Although the precise date is unknown (circa 1957) Eckey left Proctor and Gamble and formed his own company (Eckey Laboratory, in Cincinnati, Ohio, 131 W Wayne St.) Cattells "Industrial Research Laboratories of the United States" 10th edition, 1956 does not list his company. However the 1960 edition lists EW Eckey Owner/Director along with two chemical engineers and a support employee. The company was described as developing processes for the chemical industry. The Eckey Laboratory was granted two US patents (US 3 171 600, 3 171 725, 1965) both of which described the spraying of liquids and gases. Little else is known about the Eckey laboratory and its accomplishments or when it ceased to exist. By 1962 Eckey was listed in the Cincinnati Directory as "Consulting Chemist" with the same address as his laboratory.
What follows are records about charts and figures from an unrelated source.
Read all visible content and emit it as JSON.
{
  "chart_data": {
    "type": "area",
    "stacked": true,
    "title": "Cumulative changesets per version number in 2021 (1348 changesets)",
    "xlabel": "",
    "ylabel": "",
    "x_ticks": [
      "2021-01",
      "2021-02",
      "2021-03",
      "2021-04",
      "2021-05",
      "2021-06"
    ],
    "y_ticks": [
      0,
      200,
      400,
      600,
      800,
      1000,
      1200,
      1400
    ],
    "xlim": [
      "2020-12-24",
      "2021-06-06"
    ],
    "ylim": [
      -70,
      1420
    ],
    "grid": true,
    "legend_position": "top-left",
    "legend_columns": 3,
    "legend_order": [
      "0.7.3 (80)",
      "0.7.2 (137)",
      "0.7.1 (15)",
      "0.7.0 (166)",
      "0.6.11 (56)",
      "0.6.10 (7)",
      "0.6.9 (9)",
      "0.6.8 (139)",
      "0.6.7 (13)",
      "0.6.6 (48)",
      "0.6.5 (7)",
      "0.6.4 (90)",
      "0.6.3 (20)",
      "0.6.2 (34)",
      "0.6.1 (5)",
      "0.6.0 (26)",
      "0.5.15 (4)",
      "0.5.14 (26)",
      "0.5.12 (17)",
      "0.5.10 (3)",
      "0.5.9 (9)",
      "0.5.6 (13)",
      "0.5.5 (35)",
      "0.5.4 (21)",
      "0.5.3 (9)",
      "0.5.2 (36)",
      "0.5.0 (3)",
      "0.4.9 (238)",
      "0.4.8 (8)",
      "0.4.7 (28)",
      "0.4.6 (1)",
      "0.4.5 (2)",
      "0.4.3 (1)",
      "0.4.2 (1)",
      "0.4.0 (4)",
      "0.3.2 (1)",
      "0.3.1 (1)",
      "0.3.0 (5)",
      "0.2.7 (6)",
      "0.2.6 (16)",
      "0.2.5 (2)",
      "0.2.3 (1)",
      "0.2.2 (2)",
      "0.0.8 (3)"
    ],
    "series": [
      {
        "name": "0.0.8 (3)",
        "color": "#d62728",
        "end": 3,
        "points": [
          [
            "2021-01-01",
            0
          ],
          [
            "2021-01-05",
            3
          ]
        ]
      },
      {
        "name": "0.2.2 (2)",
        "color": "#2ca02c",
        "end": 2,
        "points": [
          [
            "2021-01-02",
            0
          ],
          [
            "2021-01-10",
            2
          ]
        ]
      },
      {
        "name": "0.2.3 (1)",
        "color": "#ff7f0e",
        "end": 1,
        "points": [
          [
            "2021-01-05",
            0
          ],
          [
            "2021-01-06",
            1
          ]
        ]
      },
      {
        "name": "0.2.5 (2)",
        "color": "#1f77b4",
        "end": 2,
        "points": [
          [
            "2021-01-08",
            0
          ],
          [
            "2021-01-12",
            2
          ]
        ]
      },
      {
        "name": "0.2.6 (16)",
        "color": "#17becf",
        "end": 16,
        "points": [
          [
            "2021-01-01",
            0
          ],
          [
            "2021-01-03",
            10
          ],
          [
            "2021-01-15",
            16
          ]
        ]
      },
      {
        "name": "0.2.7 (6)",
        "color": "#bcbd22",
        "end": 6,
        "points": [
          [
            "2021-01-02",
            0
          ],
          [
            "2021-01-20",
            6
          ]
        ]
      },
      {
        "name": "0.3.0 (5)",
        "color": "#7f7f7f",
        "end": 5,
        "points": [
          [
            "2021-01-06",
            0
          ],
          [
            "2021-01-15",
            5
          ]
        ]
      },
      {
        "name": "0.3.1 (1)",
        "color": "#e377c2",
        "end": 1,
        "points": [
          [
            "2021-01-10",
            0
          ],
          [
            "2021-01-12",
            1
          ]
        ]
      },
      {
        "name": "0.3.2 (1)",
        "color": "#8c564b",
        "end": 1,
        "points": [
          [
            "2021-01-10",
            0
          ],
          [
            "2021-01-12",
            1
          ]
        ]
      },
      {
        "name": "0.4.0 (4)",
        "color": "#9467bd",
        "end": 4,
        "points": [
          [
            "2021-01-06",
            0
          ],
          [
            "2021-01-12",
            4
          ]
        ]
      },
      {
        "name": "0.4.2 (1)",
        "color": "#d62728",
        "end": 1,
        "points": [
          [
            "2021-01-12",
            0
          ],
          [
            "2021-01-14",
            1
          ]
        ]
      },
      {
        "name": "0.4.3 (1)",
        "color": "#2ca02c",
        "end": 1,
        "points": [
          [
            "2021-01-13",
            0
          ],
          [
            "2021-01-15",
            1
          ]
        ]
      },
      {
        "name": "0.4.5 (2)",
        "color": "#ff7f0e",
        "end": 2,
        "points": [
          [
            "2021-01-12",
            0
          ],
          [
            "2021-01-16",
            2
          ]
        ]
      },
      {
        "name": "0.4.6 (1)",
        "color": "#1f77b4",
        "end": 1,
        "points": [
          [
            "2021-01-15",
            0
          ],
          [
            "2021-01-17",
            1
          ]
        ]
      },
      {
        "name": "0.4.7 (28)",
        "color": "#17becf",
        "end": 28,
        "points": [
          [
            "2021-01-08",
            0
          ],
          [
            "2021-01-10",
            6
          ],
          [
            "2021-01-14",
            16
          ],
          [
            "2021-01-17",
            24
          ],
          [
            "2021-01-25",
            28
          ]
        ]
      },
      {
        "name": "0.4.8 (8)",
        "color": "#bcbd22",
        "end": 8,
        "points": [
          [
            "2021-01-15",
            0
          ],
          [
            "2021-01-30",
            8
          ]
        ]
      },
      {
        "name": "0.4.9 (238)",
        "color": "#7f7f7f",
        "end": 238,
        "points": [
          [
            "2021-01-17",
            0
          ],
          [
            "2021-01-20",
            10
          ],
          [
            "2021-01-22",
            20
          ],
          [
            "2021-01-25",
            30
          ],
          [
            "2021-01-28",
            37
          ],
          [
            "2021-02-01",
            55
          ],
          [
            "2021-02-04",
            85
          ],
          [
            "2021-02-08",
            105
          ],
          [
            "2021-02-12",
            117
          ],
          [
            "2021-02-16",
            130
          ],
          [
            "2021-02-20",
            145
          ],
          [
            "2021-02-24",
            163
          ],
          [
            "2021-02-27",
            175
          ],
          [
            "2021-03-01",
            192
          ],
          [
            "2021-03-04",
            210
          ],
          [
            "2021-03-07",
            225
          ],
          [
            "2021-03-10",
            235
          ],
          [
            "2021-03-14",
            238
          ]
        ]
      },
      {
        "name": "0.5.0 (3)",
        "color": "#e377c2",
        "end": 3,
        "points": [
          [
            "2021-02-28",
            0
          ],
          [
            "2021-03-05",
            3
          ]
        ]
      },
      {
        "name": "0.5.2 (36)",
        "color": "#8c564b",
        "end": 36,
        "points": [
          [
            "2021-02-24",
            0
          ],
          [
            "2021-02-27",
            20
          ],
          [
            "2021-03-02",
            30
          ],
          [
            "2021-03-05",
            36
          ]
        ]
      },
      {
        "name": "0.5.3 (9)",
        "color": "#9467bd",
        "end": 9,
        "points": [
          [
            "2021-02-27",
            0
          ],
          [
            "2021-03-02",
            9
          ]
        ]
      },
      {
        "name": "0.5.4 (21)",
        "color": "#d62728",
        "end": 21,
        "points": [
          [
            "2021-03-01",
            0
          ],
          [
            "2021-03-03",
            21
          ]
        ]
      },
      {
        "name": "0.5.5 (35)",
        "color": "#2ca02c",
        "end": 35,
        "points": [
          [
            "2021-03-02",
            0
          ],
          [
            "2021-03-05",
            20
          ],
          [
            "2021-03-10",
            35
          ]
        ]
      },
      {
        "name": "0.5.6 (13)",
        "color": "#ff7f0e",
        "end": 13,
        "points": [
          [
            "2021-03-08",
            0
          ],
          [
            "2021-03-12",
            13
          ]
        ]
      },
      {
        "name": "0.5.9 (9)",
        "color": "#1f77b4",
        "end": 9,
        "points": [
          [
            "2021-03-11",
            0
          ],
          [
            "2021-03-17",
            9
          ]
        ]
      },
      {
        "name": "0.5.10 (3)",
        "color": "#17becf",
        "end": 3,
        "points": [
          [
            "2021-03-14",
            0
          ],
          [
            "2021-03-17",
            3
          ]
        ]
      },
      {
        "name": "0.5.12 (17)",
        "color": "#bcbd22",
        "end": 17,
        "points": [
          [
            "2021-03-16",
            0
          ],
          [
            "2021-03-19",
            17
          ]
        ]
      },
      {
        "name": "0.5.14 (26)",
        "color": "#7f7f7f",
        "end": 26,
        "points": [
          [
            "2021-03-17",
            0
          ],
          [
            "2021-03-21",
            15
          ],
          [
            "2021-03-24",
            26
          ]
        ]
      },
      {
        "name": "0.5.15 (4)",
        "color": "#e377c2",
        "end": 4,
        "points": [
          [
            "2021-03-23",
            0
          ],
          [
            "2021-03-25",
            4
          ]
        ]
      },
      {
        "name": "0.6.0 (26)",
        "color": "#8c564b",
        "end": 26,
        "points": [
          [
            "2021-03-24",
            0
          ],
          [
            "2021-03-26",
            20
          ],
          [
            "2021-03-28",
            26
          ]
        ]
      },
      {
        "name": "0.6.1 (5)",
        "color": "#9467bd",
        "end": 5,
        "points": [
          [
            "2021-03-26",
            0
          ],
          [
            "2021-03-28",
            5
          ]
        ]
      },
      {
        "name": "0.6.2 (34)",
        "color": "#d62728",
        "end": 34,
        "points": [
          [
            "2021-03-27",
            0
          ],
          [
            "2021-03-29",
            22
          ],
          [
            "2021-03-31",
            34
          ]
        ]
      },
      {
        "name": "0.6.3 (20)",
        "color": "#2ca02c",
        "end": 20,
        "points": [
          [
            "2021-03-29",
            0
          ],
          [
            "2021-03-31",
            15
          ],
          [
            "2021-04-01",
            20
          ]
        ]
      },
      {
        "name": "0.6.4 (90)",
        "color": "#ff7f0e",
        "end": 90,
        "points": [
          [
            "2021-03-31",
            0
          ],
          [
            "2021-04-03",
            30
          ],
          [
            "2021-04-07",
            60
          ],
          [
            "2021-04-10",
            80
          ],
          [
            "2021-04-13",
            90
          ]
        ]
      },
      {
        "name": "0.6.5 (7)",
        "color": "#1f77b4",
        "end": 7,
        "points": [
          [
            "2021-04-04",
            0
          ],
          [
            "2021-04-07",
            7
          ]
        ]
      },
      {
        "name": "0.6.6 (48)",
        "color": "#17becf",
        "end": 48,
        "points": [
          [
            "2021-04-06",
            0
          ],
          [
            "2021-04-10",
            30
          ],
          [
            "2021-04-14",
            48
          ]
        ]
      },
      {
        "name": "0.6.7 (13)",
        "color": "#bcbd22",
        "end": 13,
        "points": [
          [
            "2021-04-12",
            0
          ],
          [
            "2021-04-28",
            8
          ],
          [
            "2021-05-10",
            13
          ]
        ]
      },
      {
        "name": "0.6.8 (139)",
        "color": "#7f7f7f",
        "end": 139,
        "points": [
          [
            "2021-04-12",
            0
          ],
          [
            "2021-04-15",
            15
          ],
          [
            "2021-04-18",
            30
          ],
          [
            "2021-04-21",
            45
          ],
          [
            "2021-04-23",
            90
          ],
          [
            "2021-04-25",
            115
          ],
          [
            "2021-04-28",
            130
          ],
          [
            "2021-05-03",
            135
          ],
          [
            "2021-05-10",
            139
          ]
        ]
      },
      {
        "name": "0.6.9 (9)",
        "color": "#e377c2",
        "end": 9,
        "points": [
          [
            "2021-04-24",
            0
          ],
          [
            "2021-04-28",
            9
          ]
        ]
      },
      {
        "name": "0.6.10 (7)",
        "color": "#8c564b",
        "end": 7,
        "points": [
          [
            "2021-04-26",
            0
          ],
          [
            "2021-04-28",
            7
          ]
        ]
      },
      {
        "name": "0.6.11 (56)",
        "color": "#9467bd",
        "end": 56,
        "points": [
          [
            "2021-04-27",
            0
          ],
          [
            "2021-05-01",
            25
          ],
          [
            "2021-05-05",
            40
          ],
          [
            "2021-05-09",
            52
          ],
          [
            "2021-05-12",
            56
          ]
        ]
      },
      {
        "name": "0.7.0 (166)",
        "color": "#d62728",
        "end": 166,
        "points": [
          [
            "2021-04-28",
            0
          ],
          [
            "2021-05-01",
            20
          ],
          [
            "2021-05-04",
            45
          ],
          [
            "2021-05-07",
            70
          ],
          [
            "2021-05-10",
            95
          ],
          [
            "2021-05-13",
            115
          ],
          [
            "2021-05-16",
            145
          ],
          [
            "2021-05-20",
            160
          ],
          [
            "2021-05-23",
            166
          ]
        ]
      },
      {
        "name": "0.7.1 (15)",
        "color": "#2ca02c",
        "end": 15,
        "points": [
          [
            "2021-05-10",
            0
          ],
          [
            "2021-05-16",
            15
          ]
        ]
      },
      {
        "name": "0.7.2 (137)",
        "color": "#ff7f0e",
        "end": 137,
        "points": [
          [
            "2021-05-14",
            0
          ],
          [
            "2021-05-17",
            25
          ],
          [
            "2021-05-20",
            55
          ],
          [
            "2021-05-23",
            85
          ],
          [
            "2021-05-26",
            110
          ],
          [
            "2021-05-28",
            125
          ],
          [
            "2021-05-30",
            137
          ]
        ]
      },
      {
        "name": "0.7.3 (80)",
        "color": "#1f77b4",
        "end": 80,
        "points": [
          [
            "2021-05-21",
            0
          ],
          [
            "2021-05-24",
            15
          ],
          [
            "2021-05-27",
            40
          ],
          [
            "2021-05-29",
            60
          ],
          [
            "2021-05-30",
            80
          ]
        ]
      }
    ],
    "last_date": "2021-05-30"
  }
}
Two girls were born to the Eckeys. By the 1970s Eckey retired and both he and his wife were living in a retirement home. Eddy and Mary both passed away in 1989 at the ages of 86 and 84 respectively in Cincinnati, Ohio.
Proctor and Gamble employed a number of outstanding scientists during the 1940 -1970s including ES Lutton, George Holman, Oscar Quimby, A.S. Richardson and Louis Going, all of which made significant contributions to fats and oils technology. However, the discovery of directed interesterification and its applications will stand as a classic contribution to edible oil processing and is still cited in review articles and the patent literature.
Notes and Further Reading
Other pioneers in Interesterification/modification of lard include Karl Mattil, Frank Norris, (US 2 625 478-483) Robert Vander Wal and Christian Van Loon. Mattil and Norris were employed at Swift and held a number of patents on rearranged lard, leading to Swiftning shortening. Van der Wal (US 2 571 315) played a key role in bringing Armour's rearranged lard to commercialization. (see" Lard scores again", Lloyd Slater, Food Eng.100, 72-73 1953) Vander Wal also made significant contributions to glyceride structure in formulating the 1, 3 random-2 random theory (JAOCS 37, 595, 1960) C.W. Van Loon is credited with the discovery of random interesterification (Dutch Patent 16,703 1927, US 1 873 513, 1932).
Armour's rearranged lard was never a retail product but was sold to the baking industry and was known as "R" lard.
The author is indebted to Dr. Joseph Endres who began his career at Armour in the early 1960s and furnished information on R lard. The assistance of Dr. Edward Hunter is gratefully acknowledged. He was able to contact the library in Cincinnati for details of Eckey's latter years including the history of the Eckey Lab.